Now, I don't think that a hope in technological progress is going to make wicked people into good ones (it hasn't ever historically), but that seems like a better place to turn your attention. It seems like... the extent to which a person interprets Artemis II as political ... is the extent to which they don't like it. Does that come from interest in the space-science axis, or one's relationship to political narratives?
Worldwide, I'd like us to be a more capable in our local space at least. Those capabilities might come in really useful someday. For example if there was a massive meteor that needed deflecting. You can't just scramble shuttle launches right now. We'd be better off having the equipment, sensors, thrusters, etc to detect/deflect extinction-level events. Heck, even the sentient AGI and lizard people running the goverments and people wearing tinfoil hats have a vested interest in planetary defense.
What did this mission actually teach us? Incremental bits of knowledge about the moon, testing equipment and flight paths. I hope they make the landing work. Whatever the casee, I doubt this thing will come back empty-handed, so to speak. I bet there are lots of places you could look that would present a case to justify this mission, scientifically speaking.
You know what I found really cool? The timing of it all. Two of those astronauts are Christian, and celebrated Easter... in space... pretty near L1 lagrange point. That's gotta be one of the more human things we've ever done.
Those are weak arguments for blowing trillions of dollars and bringing us closer to the end of the dollar and likely a new stone age.
Inspiring young people? That is just foolishness.
All this is about is putting military crap up there.
We are learning nothing usable.
Asteroid defense sounds reasonable, but the probability of an asteroid we can deflect in the next 50 years or so is negligible. 50 years is optimistic if we keep blowing money at this rate.
👻 darkghost · Apr 09 at 21:06:
I think the inspiration of young people is undervalued. I've had a scientific mind for as long as I can remember, but my intensity for it can be owed to Shuttle work and the intensity for which those folks work. It's hard to say how I might have personally turned out without that influence but I *think* I can credit it as an influence.
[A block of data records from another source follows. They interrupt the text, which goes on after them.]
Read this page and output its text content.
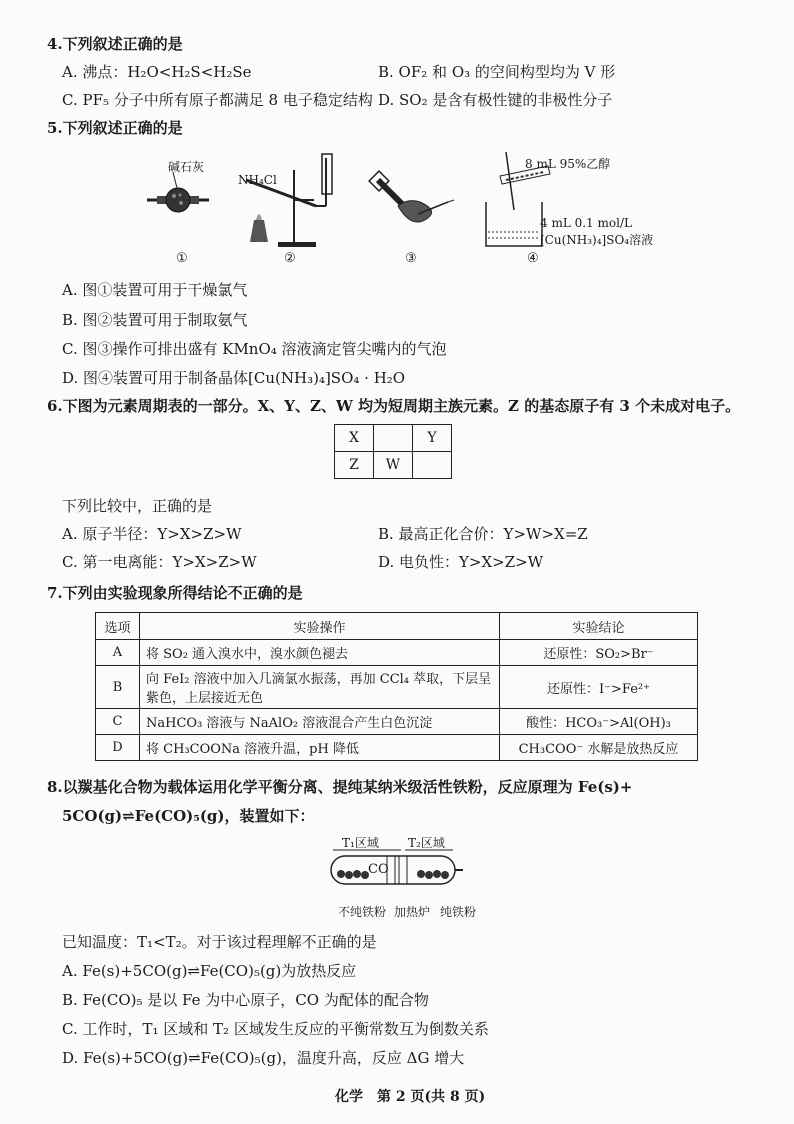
4.下列叙述正确的是
A. 沸点：H₂O<H₂S<H₂Se	B. OF₂ 和 O₃ 的空间构型均为 V 形
C. PF₅ 分子中所有原子都满足 8 电子稳定结构 D. SO₂ 是含有极性键的非极性分子
5.下列叙述正确的是
碱石灰
①
NH₄Cl
②	③
8 mL 95%乙醇
4 mL 0.1 mol/L
[Cu(NH₃)₄]SO₄溶液
④
A. 图①装置可用于干燥氯气
B. 图②装置可用于制取氨气
C. 图③操作可排出盛有 KMnO₄ 溶液滴定管尖嘴内的气泡
D. 图④装置可用于制备晶体[Cu(NH₃)₄]SO₄ · H₂O
6.下图为元素周期表的一部分。X、Y、Z、W 均为短周期主族元素。Z 的基态原子有 3 个未成对电子。
X		Y
Z	W	
下列比较中，正确的是
A. 原子半径：Y>X>Z>W	B. 最高正化合价：Y>W>X=Z
C. 第一电离能：Y>X>Z>W	D. 电负性：Y>X>Z>W
7.下列由实验现象所得结论不正确的是
选项	实验操作	实验结论
A	将 SO₂ 通入溴水中，溴水颜色褪去	还原性：SO₂>Br⁻
B	向 FeI₂ 溶液中加入几滴氯水振荡，再加 CCl₄ 萃取，下层呈紫色，上层接近无色	还原性：I⁻>Fe²⁺
C	NaHCO₃ 溶液与 NaAlO₂ 溶液混合产生白色沉淀	酸性：HCO₃⁻>Al(OH)₃
D	将 CH₃COONa 溶液升温，pH 降低	CH₃COO⁻ 水解是放热反应
8.以羰基化合物为载体运用化学平衡分离、提纯某纳米级活性铁粉，反应原理为 Fe(s)+
5CO(g)⇌Fe(CO)₅(g)，装置如下：
T₁区域 T₂区域
CO
不纯铁粉 加热炉 纯铁粉
已知温度：T₁<T₂。对于该过程理解不正确的是
A. Fe(s)+5CO(g)⇌Fe(CO)₅(g)为放热反应
B. Fe(CO)₅ 是以 Fe 为中心原子，CO 为配体的配合物
C. 工作时，T₁ 区域和 T₂ 区域发生反应的平衡常数互为倒数关系
D. Fe(s)+5CO(g)⇌Fe(CO)₅(g)，温度升高，反应 ΔG 增大
化学　第 2 页(共 8 页)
But I'm a special case. I am one of those hideous mutants of a human being that actually READS the scientific papers that come out of work in space. My name might even be on a few proposals out there, though I never got anything off the ground.
I am being a bit harsh, but if you were to put a price tag on inspiration, for every scientist inspired by the space program, it's millions per head...
There must be a better way.
👻 darkghost · Apr 10 at 00:03:
Fair point. For all the documentaries with a French horn accompaniment I am not blind to the militaristic applications of the endeavor. Look how big my missiles are. I can put nukes on the moon and launch em anytime. Oh boy will you be in trouble 4 days from now when they finally arrive. Look at my space plane, I can pluck your satellites right out of orbit.
🚀 lars_the_bear · Apr 10 at 13:56:
@stack : doing good things for unworthy motives still amounts, in the end, to doing good things.
Sometimes, in their rush to do evil, our political leaders inadvertently do something noble.
@lars_the_bear: yes, sometimes it happens. Would probably be cheaper to decide policy with a coin toss. Come to think of it, current leadership seems very much a random walk.
I have a hard time coming up with anyithing actually useful that came out of the space program. Everything I can think of could have been reached with at least an order of magnitude less spending, often many orders of magnitude.
Again, I am a great fan of space science fiction, and I was definitely inspired by the Soyuz missions as a kid. But I was even more inspired by Stanislaw Lem and the Strugatsky brothers. And now I am a grown-up, and can see how wasteful and damaging the space program was.